The interference of the incident light reflected from the surface of a medium and from a picosecond strain pulse propagating through it results in temporal oscillations of the reflected intensity. This phenomenon, called time-domain Brillouin scattering, enables us to gain information about the optical field inside the medium. The oscillation amplitude decreases with increase of the distance from the strain pulse to the surface if the incident light is strongly absorbed, while it remains constant if the medium is transparent. Here we exploit time domain Brillouin scattering to probe the optical field inside a multiple quantum well layer for light strongly coupling to excitons and forming polaritons. At low excitation density, we observe conventional Brillouin oscillations whose amplitude is small when the strain pulse is positioned far from the surface due to the strong absorption of polaritons in the vicinity of the exciton resonance. At elevated optical density, the absorption disappears, the medium becomes transparent, and the amplitude of the oscillations does not depend on the distance of the strain pulse from the surface. We explain this effect of polariton-induced transparency by the increase of the incoherent exciton density generated as result of polariton scattering.
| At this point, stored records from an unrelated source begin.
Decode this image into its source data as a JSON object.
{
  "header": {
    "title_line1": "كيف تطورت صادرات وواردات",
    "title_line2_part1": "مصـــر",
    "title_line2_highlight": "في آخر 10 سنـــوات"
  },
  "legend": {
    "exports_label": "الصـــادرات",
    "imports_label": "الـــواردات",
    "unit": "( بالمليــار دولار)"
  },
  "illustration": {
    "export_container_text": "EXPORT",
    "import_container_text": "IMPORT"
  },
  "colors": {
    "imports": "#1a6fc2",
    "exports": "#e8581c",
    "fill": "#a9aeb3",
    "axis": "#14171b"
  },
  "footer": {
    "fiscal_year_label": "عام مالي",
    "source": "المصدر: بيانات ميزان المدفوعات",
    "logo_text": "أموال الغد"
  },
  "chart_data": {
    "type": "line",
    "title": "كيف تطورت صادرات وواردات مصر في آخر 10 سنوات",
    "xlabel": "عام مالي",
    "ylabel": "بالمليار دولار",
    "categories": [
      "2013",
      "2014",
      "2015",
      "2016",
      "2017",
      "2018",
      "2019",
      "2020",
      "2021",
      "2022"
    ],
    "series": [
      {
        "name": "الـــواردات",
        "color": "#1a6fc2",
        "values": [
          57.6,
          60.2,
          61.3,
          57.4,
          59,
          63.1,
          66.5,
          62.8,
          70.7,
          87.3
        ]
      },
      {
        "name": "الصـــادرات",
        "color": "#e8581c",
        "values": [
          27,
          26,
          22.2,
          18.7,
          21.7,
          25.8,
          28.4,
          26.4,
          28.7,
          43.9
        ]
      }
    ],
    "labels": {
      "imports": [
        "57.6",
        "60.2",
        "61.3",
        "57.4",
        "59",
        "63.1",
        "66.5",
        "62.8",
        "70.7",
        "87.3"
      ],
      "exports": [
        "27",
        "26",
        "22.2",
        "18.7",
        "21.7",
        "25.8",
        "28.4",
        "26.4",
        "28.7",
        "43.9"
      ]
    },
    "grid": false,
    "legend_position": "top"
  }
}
Finally, the increase of the exciton density leads to transition of the exciton gas to a collective state, resulting in collapse of the polariton state and propagation of the incident light in the medium without absorption.

中文翻译：

---

时域布里渊散射探测的多个量子阱中的极化激元诱导透明度


从介质表面反射的入射光和通过介质传播的皮秒应变脉冲的干涉导致反射强度的时间振荡。这种现象称为时域布里渊散射，使我们能够获得有关介质内部光场的信息。如果入射光被强烈吸收，则振荡幅度随着应变脉冲到表面距离的增加而减小，而如果介质是透明的，则振荡幅度保持不变。在这里，我们利用时域布里渊散射来探测多量子阱层内的光场，以获得与激子强烈耦合并形成极化激元的光。在低激发密度下，我们观察到传统的布里渊振荡，由于激子共振附近极化激元的强烈吸收，当应变脉冲远离表面时，其振幅很小。在光密度升高时，吸收消失，介质变得透明，振荡的幅度不取决于应变脉冲与表面的距离。我们通过极化激元散射产生的非相干激子密度的增加来解释极化激元诱导的透明度的这种效应。最后，激子密度的增加导致激子气体转变为集体状态，导致极化子状态崩溃，入射光在介质中传播而不被吸收。